SpriteShrink: Efficient ROM Deduplication and Archiving

SpriteShrink is a CLI utility for managing collections of retro game ROMs. By employing data deduplication across various file versions (e.g., regional variants, revisions), it achieves higher compression ratios than conventional methods, reducing storage for each multi variant game.

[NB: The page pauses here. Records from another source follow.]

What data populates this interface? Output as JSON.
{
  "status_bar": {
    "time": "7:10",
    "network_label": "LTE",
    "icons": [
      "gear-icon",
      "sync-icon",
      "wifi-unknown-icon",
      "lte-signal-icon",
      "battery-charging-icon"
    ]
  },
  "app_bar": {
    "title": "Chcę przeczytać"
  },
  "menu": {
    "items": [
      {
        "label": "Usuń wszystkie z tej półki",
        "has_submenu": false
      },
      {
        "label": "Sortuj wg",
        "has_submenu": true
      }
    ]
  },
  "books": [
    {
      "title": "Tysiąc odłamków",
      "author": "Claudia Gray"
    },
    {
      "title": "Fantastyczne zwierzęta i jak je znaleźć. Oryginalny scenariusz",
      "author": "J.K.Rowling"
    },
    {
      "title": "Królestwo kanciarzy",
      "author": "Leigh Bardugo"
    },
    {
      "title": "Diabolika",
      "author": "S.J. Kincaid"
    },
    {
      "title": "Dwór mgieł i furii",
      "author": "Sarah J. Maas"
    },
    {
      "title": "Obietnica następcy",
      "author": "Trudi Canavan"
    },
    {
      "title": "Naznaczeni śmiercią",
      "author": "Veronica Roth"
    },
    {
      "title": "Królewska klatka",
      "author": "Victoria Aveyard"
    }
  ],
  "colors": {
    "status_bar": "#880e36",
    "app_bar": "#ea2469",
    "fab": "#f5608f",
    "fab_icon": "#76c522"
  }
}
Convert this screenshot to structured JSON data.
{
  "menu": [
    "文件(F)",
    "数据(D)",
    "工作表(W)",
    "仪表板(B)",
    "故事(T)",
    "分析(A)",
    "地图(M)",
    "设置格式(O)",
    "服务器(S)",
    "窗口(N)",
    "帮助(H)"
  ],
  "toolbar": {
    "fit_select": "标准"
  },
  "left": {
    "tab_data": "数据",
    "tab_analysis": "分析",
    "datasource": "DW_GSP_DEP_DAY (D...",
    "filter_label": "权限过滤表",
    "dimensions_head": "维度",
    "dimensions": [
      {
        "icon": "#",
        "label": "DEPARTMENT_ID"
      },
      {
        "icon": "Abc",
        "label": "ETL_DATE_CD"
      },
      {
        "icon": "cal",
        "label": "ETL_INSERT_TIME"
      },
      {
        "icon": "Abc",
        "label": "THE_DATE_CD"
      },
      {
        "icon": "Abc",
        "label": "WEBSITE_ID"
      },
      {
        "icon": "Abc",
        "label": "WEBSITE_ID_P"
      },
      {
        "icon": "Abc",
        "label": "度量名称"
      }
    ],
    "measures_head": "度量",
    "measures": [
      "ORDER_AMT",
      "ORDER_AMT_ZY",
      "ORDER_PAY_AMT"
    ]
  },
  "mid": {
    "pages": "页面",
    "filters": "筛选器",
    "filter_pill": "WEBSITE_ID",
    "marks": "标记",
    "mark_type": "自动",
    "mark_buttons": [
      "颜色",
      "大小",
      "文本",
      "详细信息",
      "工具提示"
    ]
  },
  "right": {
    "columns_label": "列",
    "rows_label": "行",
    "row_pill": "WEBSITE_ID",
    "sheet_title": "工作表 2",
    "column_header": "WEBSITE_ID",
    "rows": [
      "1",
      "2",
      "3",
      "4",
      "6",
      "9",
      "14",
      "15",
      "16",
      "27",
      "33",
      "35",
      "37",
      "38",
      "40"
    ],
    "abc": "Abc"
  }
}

It also includes lib_sprite_shrink, a Rust library for integration into applications like emulators or frontends, enabling direct ROM extraction from archives.

Features

Content-Defined Deduplication: Uses the FastCDC algorithm to analyze multiple files in order to identify and eliminate shared byte data, storing only unique copies. This is achieved using the FastCDC content-defined chunking algorithm.
High Compression Ratios: Achieves superior space savings by leveraging shared dictionary compression with Zstandard in addition to the deduplication.
Flexible Archiving: Consolidates deduplicated data into a single, highly compressed archive file.
Parameter Auto-Tuning: Automatically tunes chunking and compression parameters to find an optimal balance between compression speed and file size.
Data Integrity: Internally uses SHA-512 hashing to verify that every extracted file is a byte-for-byte perfect copy of the original. Upon decompression it will also verify each file to ensure no corruption occurred since the creation of the archive.
Metadata Inspection: View a list of all files contained within an archive, along with their original filenames, sizes and indices.
Precise Extraction: Extract one or more specific files from an archive by index.
Developer-Friendly Library: A dedicated Rust library (lib_sprite_shrink) exposes core functionalities for easy integration into third-party applications.
Cross-Platform Compatibility: Fully functional on 64-bit Linux, macOS, and Windows on x86-64 and AArch64 architectures.
Resource Control: Options to limit CPU thread usage and enable a low-memory mode for resource-constrained environments.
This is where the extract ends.